# Mixing Makeup Brands???



## Covergirl913 (Nov 15, 2007)

Does anybody else does this?? I am not talking about lipsticks, glosses or eyeshadows.....BUT I am talking about using a concealor from one brand and a foundation from another brand and a powder for another brand. Does this work?? I always find myself being partial to one brand.... but I wonder if I mix things up a little, if I would get some better results......hmmmmmm just thinking


----------



## knoxydoll (Nov 15, 2007)

Yea it works. I've mixed foundations from different brands together to get the perfect foundation for me.


----------



## amelia.jayde (Nov 15, 2007)

i use a clinique concealer, mac foundation and a mica bella powder and it works fine for me.


----------



## ndn-ista (Nov 15, 2007)

yup. i use a mac concelor for my dark circles, a stila corrector to hide any marks/scars, and a sephora pressed powder over my face. when i used mac alone, it wouldn't cover everything as well.


----------



## Love Always Ivy (Nov 15, 2007)

i use all MUFE and im wary to stray because i finally found a brand that consistently doesnt break me out


----------



## xsnowwhite (Nov 15, 2007)

I use smashbox foundation with bare escentuals blush and mac shimmery powder stuff(forgetting the name) and bare escentuals mineral veil. I think mixing is better, for me anyways, because I pick and choose exactly what I like from different brands rather than sticking to one line.


----------



## MACATTAK (Nov 15, 2007)

Yes it works fine!  I love doing this!!  You get the perfect combination for you, and the best of all worlds!


----------



## Dreamergirl3 (Nov 15, 2007)

of course it works fine! I think nearly everyone does this, to some extent anyway. besides shadows or lip glosses, I hardly ever use any face products that are consistently from the same brand. Foundation, concealer, powder, everything like that are all from different brands, from high end to discount at the Dollar Tree status


----------



## jenii (Nov 15, 2007)

I mix brands all the time. No one brand has everything I want, so I mix a lot.


----------



## Shadow (Nov 15, 2007)

I use what works for me.  I use Every Day Minerals foundation, Nars concealer, and MAC Blot powder.  I have oily skin and this trio is the best solution.


----------



## janwa09 (Nov 16, 2007)

Yes I do this all the time -- my foundation is from Bobbi Brown, concealer is from Laura Mercier and powder is from MAC/Shu Uemura.


----------



## AppleDiva (Nov 16, 2007)

yep, I use Ben Nye or MAC Concealer with Black Radiance and MAC foundations.  Do not be afraid!!!


----------



## MACa6325xi (Nov 16, 2007)

I do this everyday. I use Clinique concealer with MAC foundation. Sometimes I use Clinique concealer and Clinique foundation. It all depends on what look I'm trying to acheive. Then there are days when everything on my face is MAC. I'm thinking that most of us have products from different makeup lines. If you don't, you need to get with the program. LOL


----------



## aeni (Nov 16, 2007)

Yes.  Don't be scared.


----------



## ruqayya33 (Nov 16, 2007)

Yes, I mix.... That way, I get what I need and want and am not restricted to what JUST ONE particular line offers.
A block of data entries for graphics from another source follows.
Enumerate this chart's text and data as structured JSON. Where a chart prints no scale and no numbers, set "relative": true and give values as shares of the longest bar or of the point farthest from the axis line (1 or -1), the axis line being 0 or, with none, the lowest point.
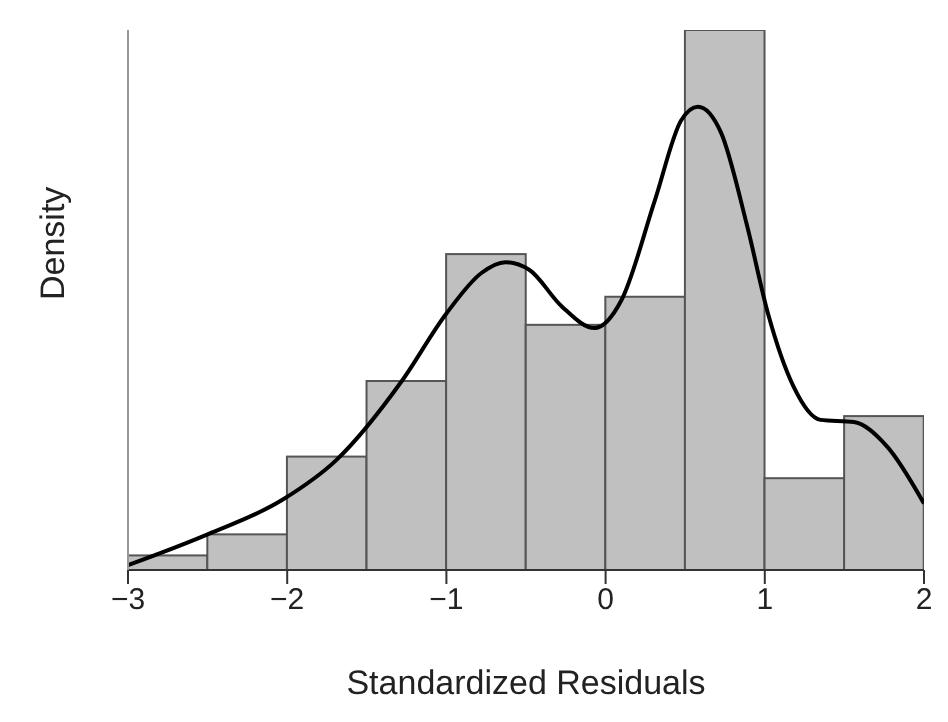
{
  "chart_data": {
    "type": "histogram",
    "xlabel": "Standardized Residuals",
    "ylabel": "Density",
    "relative": true,
    "bins": [
      -3,
      -2.5,
      -2,
      -1.5,
      -1,
      -0.5,
      0,
      0.5,
      1,
      1.5,
      2
    ],
    "values": [
      0.027,
      0.066,
      0.21,
      0.35,
      0.585,
      0.454,
      0.506,
      1,
      0.17,
      0.285
    ],
    "color": "#c0c0c0",
    "series": [
      {
        "type": "line",
        "color": "#000000",
        "x": [
          -3,
          -2.5,
          -2.03,
          -1.69,
          -1.28,
          -1,
          -0.78,
          -0.63,
          -0.48,
          -0.275,
          -0.07,
          0.1,
          0.31,
          0.475,
          0.58,
          0.725,
          0.89,
          1.02,
          1.18,
          1.35,
          1.56,
          1.77,
          2
        ],
        "values": [
          0.009,
          0.066,
          0.13,
          0.204,
          0.35,
          0.475,
          0.55,
          0.57,
          0.556,
          0.488,
          0.448,
          0.5,
          0.685,
          0.833,
          0.858,
          0.81,
          0.636,
          0.475,
          0.34,
          0.278,
          0.274,
          0.228,
          0.123
        ]
      }
    ],
    "xlim": [
      -3,
      2
    ],
    "xticks": [
      -3,
      -2,
      -1,
      0,
      1,
      2
    ],
    "grid": false,
    "marker": "none",
    "line_style": "solid"
  }
}
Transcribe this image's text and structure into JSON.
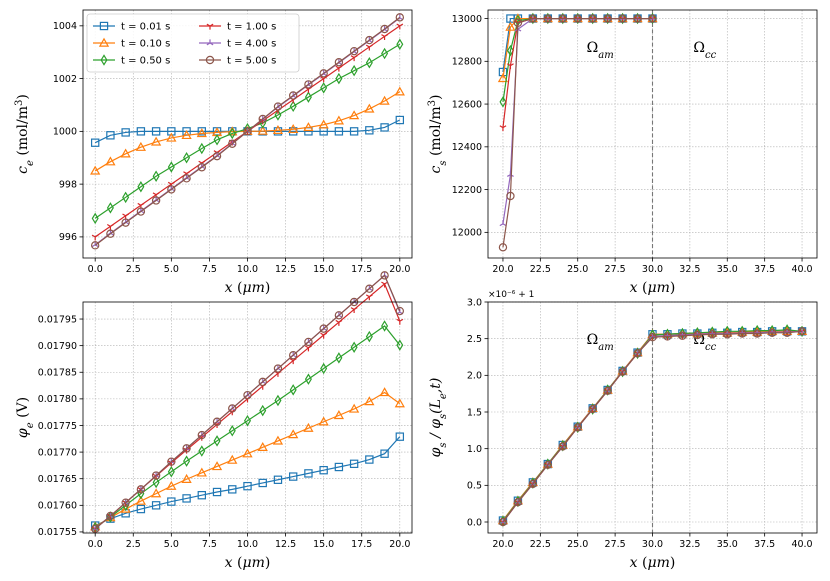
{
  "series_styles": [
    {
      "name": "t = 0.01 s",
      "color": "#1f77b4",
      "marker": "square"
    },
    {
      "name": "t = 0.10 s",
      "color": "#ff7f0e",
      "marker": "triangle-up"
    },
    {
      "name": "t = 0.50 s",
      "color": "#2ca02c",
      "marker": "diamond"
    },
    {
      "name": "t = 1.00 s",
      "color": "#d62728",
      "marker": "tri-down"
    },
    {
      "name": "t = 4.00 s",
      "color": "#9467bd",
      "marker": "tri-up"
    },
    {
      "name": "t = 5.00 s",
      "color": "#8c564b",
      "marker": "circle"
    }
  ],
  "chart_data": [
    {
      "type": "line",
      "panel": "top-left",
      "xlabel": "x (μm)",
      "ylabel": "c_e (mol/m³)",
      "xlim": [
        -0.8,
        20.8
      ],
      "ylim": [
        995.2,
        1004.6
      ],
      "xticks": [
        "0.0",
        "2.5",
        "5.0",
        "7.5",
        "10.0",
        "12.5",
        "15.0",
        "17.5",
        "20.0"
      ],
      "yticks": [
        "996",
        "998",
        "1000",
        "1002",
        "1004"
      ],
      "grid": true,
      "legend": "top-left",
      "x": [
        0,
        1,
        2,
        3,
        4,
        5,
        6,
        7,
        8,
        9,
        10,
        11,
        12,
        13,
        14,
        15,
        16,
        17,
        18,
        19,
        20
      ],
      "series": [
        {
          "name": "t = 0.01 s",
          "values": [
            999.57,
            999.85,
            999.96,
            1000.0,
            1000.0,
            1000.0,
            1000.0,
            1000.0,
            1000.0,
            1000.0,
            1000.0,
            1000.0,
            1000.0,
            1000.0,
            1000.0,
            1000.0,
            1000.0,
            1000.0,
            1000.04,
            1000.15,
            1000.43
          ]
        },
        {
          "name": "t = 0.10 s",
          "values": [
            998.5,
            998.85,
            999.15,
            999.4,
            999.6,
            999.75,
            999.85,
            999.92,
            999.96,
            999.99,
            1000.0,
            1000.01,
            1000.04,
            1000.08,
            1000.15,
            1000.25,
            1000.4,
            1000.6,
            1000.85,
            1001.15,
            1001.5
          ]
        },
        {
          "name": "t = 0.50 s",
          "values": [
            996.7,
            997.1,
            997.5,
            997.9,
            998.3,
            998.65,
            999.0,
            999.35,
            999.68,
            999.92,
            1000.1,
            1000.32,
            1000.62,
            1000.95,
            1001.3,
            1001.65,
            1002.0,
            1002.3,
            1002.6,
            1002.95,
            1003.3
          ]
        },
        {
          "name": "t = 1.00 s",
          "values": [
            996.0,
            996.4,
            996.8,
            997.2,
            997.6,
            998.0,
            998.4,
            998.8,
            999.2,
            999.6,
            1000.0,
            1000.4,
            1000.8,
            1001.2,
            1001.6,
            1002.0,
            1002.4,
            1002.8,
            1003.2,
            1003.6,
            1004.0
          ]
        },
        {
          "name": "t = 4.00 s",
          "values": [
            995.7,
            996.14,
            996.56,
            996.98,
            997.4,
            997.82,
            998.24,
            998.66,
            999.08,
            999.54,
            1000.0,
            1000.46,
            1000.92,
            1001.34,
            1001.76,
            1002.18,
            1002.6,
            1003.02,
            1003.44,
            1003.86,
            1004.3
          ]
        },
        {
          "name": "t = 5.00 s",
          "values": [
            995.68,
            996.12,
            996.54,
            996.96,
            997.38,
            997.8,
            998.22,
            998.64,
            999.06,
            999.53,
            1000.0,
            1000.47,
            1000.94,
            1001.36,
            1001.78,
            1002.2,
            1002.62,
            1003.04,
            1003.46,
            1003.88,
            1004.32
          ]
        }
      ]
    },
    {
      "type": "line",
      "panel": "top-right",
      "xlabel": "x (μm)",
      "ylabel": "c_s (mol/m³)",
      "xlim": [
        19.0,
        41.0
      ],
      "ylim": [
        11880,
        13040
      ],
      "xticks": [
        "20.0",
        "22.5",
        "25.0",
        "27.5",
        "30.0",
        "32.5",
        "35.0",
        "37.5",
        "40.0"
      ],
      "yticks": [
        "12000",
        "12200",
        "12400",
        "12600",
        "12800",
        "13000"
      ],
      "grid": true,
      "vline_x": 30,
      "annotations": [
        "Ω_am",
        "Ω_cc"
      ],
      "x": [
        20,
        20.5,
        21,
        22,
        23,
        24,
        25,
        26,
        27,
        28,
        29,
        30
      ],
      "series": [
        {
          "name": "t = 0.01 s",
          "values": [
            12750,
            13000,
            13000,
            13000,
            13000,
            13000,
            13000,
            13000,
            13000,
            13000,
            13000,
            13000
          ]
        },
        {
          "name": "t = 0.10 s",
          "values": [
            12720,
            12960,
            13000,
            13000,
            13000,
            13000,
            13000,
            13000,
            13000,
            13000,
            13000,
            13000
          ]
        },
        {
          "name": "t = 0.50 s",
          "values": [
            12610,
            12850,
            12990,
            13000,
            13000,
            13000,
            13000,
            13000,
            13000,
            13000,
            13000,
            13000
          ]
        },
        {
          "name": "t = 1.00 s",
          "values": [
            12490,
            12780,
            12980,
            13000,
            13000,
            13000,
            13000,
            13000,
            13000,
            13000,
            13000,
            13000
          ]
        },
        {
          "name": "t = 4.00 s",
          "values": [
            12040,
            12270,
            12950,
            13000,
            13000,
            13000,
            13000,
            13000,
            13000,
            13000,
            13000,
            13000
          ]
        },
        {
          "name": "t = 5.00 s",
          "values": [
            11930,
            12170,
            12980,
            13000,
            13000,
            13000,
            13000,
            13000,
            13000,
            13000,
            13000,
            13000
          ]
        }
      ]
    },
    {
      "type": "line",
      "panel": "bottom-left",
      "xlabel": "x (μm)",
      "ylabel": "φ_e (V)",
      "xlim": [
        -0.8,
        20.8
      ],
      "ylim": [
        0.017548,
        0.017982
      ],
      "xticks": [
        "0.0",
        "2.5",
        "5.0",
        "7.5",
        "10.0",
        "12.5",
        "15.0",
        "17.5",
        "20.0"
      ],
      "yticks": [
        "0.01755",
        "0.01760",
        "0.01765",
        "0.01770",
        "0.01775",
        "0.01780",
        "0.01785",
        "0.01790",
        "0.01795"
      ],
      "grid": true,
      "x": [
        0,
        1,
        2,
        3,
        4,
        5,
        6,
        7,
        8,
        9,
        10,
        11,
        12,
        13,
        14,
        15,
        16,
        17,
        18,
        19,
        20
      ],
      "series": [
        {
          "name": "t = 0.01 s",
          "values": [
            0.017562,
            0.017575,
            0.017585,
            0.017593,
            0.0176,
            0.017607,
            0.017613,
            0.017619,
            0.017625,
            0.01763,
            0.017636,
            0.017642,
            0.017648,
            0.017654,
            0.01766,
            0.017666,
            0.017672,
            0.017678,
            0.017686,
            0.017697,
            0.017729
          ]
        },
        {
          "name": "t = 0.10 s",
          "values": [
            0.01756,
            0.017577,
            0.017593,
            0.017608,
            0.017622,
            0.017636,
            0.017649,
            0.017661,
            0.017673,
            0.017685,
            0.017697,
            0.017709,
            0.017721,
            0.017733,
            0.017745,
            0.017757,
            0.017769,
            0.017781,
            0.017795,
            0.017812,
            0.017791
          ]
        },
        {
          "name": "t = 0.50 s",
          "values": [
            0.017558,
            0.017578,
            0.0176,
            0.017622,
            0.017643,
            0.017663,
            0.017683,
            0.017702,
            0.017721,
            0.01774,
            0.017759,
            0.017778,
            0.017797,
            0.017817,
            0.017837,
            0.017857,
            0.017877,
            0.017897,
            0.017917,
            0.017937,
            0.017901
          ]
        },
        {
          "name": "t = 1.00 s",
          "values": [
            0.017556,
            0.01758,
            0.017605,
            0.01763,
            0.017655,
            0.01768,
            0.017704,
            0.017728,
            0.017752,
            0.017776,
            0.0178,
            0.017824,
            0.017848,
            0.017872,
            0.017896,
            0.01792,
            0.017944,
            0.017968,
            0.017992,
            0.018016,
            0.017946
          ]
        },
        {
          "name": "t = 4.00 s",
          "values": [
            0.017556,
            0.01758,
            0.017605,
            0.01763,
            0.017656,
            0.017682,
            0.017707,
            0.017732,
            0.017757,
            0.017782,
            0.017807,
            0.017832,
            0.017857,
            0.017882,
            0.017907,
            0.017932,
            0.017957,
            0.017982,
            0.018007,
            0.018032,
            0.017963
          ]
        },
        {
          "name": "t = 5.00 s",
          "values": [
            0.017556,
            0.01758,
            0.017605,
            0.01763,
            0.017656,
            0.017682,
            0.017707,
            0.017732,
            0.017757,
            0.017782,
            0.017807,
            0.017832,
            0.017857,
            0.017882,
            0.017907,
            0.017932,
            0.017957,
            0.017982,
            0.018007,
            0.018032,
            0.017965
          ]
        }
      ]
    },
    {
      "type": "line",
      "panel": "bottom-right",
      "xlabel": "x (μm)",
      "ylabel": "φ_s / φ_s(L_e, t)",
      "offset_text": "×10⁻⁶ + 1",
      "xlim": [
        19.0,
        41.0
      ],
      "ylim": [
        -0.15,
        3.0
      ],
      "xticks": [
        "20.0",
        "22.5",
        "25.0",
        "27.5",
        "30.0",
        "32.5",
        "35.0",
        "37.5",
        "40.0"
      ],
      "yticks": [
        "0.0",
        "0.5",
        "1.0",
        "1.5",
        "2.0",
        "2.5",
        "3.0"
      ],
      "grid": true,
      "vline_x": 30,
      "annotations": [
        "Ω_am",
        "Ω_cc"
      ],
      "x": [
        20,
        21,
        22,
        23,
        24,
        25,
        26,
        27,
        28,
        29,
        30,
        31,
        32,
        33,
        34,
        35,
        36,
        37,
        38,
        39,
        40
      ],
      "series": [
        {
          "name": "t = 0.01 s",
          "values": [
            0.02,
            0.29,
            0.54,
            0.79,
            1.05,
            1.3,
            1.55,
            1.8,
            2.06,
            2.31,
            2.56,
            2.56,
            2.57,
            2.57,
            2.58,
            2.58,
            2.59,
            2.59,
            2.6,
            2.6,
            2.6
          ]
        },
        {
          "name": "t = 0.10 s",
          "values": [
            0.02,
            0.29,
            0.54,
            0.79,
            1.05,
            1.3,
            1.55,
            1.8,
            2.06,
            2.31,
            2.56,
            2.56,
            2.57,
            2.57,
            2.58,
            2.58,
            2.59,
            2.59,
            2.6,
            2.6,
            2.6
          ]
        },
        {
          "name": "t = 0.50 s",
          "values": [
            0.01,
            0.28,
            0.53,
            0.79,
            1.04,
            1.29,
            1.54,
            1.8,
            2.05,
            2.3,
            2.55,
            2.56,
            2.57,
            2.58,
            2.59,
            2.6,
            2.6,
            2.61,
            2.61,
            2.62,
            2.6
          ]
        },
        {
          "name": "t = 1.00 s",
          "values": [
            0.0,
            0.27,
            0.52,
            0.78,
            1.03,
            1.29,
            1.54,
            1.79,
            2.05,
            2.3,
            2.53,
            2.54,
            2.55,
            2.56,
            2.57,
            2.57,
            2.58,
            2.58,
            2.59,
            2.59,
            2.6
          ]
        },
        {
          "name": "t = 4.00 s",
          "values": [
            0.0,
            0.27,
            0.52,
            0.78,
            1.03,
            1.29,
            1.54,
            1.79,
            2.05,
            2.3,
            2.53,
            2.54,
            2.55,
            2.56,
            2.57,
            2.57,
            2.58,
            2.58,
            2.59,
            2.59,
            2.6
          ]
        },
        {
          "name": "t = 5.00 s",
          "values": [
            0.0,
            0.27,
            0.52,
            0.78,
            1.03,
            1.29,
            1.54,
            1.79,
            2.05,
            2.3,
            2.52,
            2.53,
            2.54,
            2.55,
            2.56,
            2.56,
            2.57,
            2.57,
            2.58,
            2.58,
            2.6
          ]
        }
      ]
    }
  ]
}
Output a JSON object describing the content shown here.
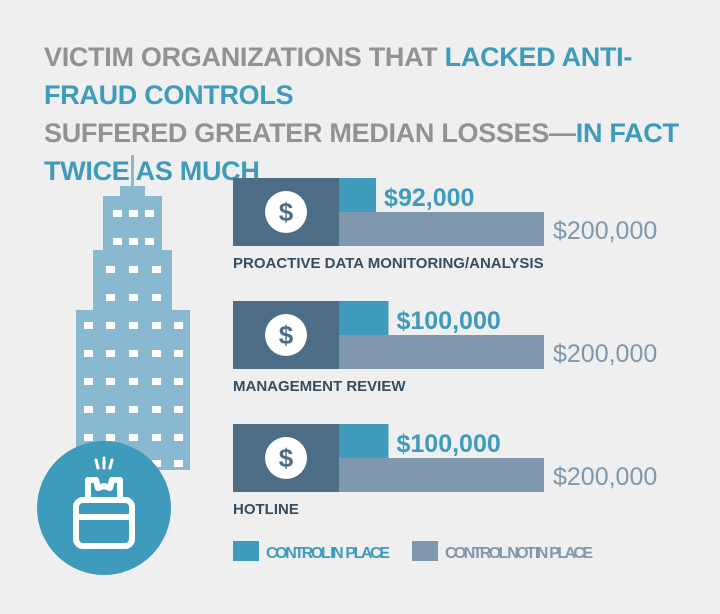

Whole one line may have nice lippes and or e/s, their foundation and powders might not suit my skin tone and type.... 

Some of my friends are makeup snobs. They only use one or two lines, exclusively. Others don't bother with d/s or mid-range price brands and choose high-end or designer makeup only. 

I use what works for me. I don't care if a product has fancy packaging or a "famous" name attatched to it. (EX: Jessica Simpson.... or Dior.) I do, however, look at the pricetag. Some products cost just waaaaaaaaaay too much......

My criteria for product selection: (not in any particular order)

* What does it do for my skin? Does it work with my very oily and sensitive skin? 

* Does the texture and color work for my complexion or the purpose I want to use it for? (Great if it's a multi-use item, like some bronzers or blushes. You can use it as an e/s, blush, lip product (mixed with gloss or balm,) contour product or bronzer.

* Will I use it regularly, or is it a "special occassion" item, only. For more of a "special occassion" items: if it's inexpensive, I may buy it; if it's pricey, I'll have to think about it.....

In some cases, I have found products from other lines that work the same way, look the same and cost 2-3x less than "fancy" lines. Only in a few cases where a higher-end product has outdone a lower to mid-range product, have I chosen to buy the higher-end product. (Ex: Shiseido's lash curler at $16 versus a d/s brand curler at $5-10.)

I'd recommend mixing brands. Think about what you want and what works for your skin type and complexion. And lastly, don't forget to think about your wallet.


----------



## MAC_Pixie04 (Nov 16, 2007)

there's nothing wrong with mixing brands as long as u arent mixing active ingredients, same goes w/ skincare.  brands (and the people who sell them) will always recommend and swear that you must use all of ur products from that line for the obvious reason that it makes them money.
for example

My concealer under eye is MUFE Lift Concealer
My face concealer is Cargo OneBase
My Foundation is Sue Devitt
My powder, usually something different depending on where i go and what coverage I need: MUFE Duo Mat or Super Matte loose powder, or NARS Pressed powder
My blushes are usually NARS or MAC
My shadows/lip colors come from everywhere.


----------



## Beauty Mark (Nov 16, 2007)

I mix everything. I find that most brands don't have everything that works for me for whatever reason. There's no reason not mix brands.


----------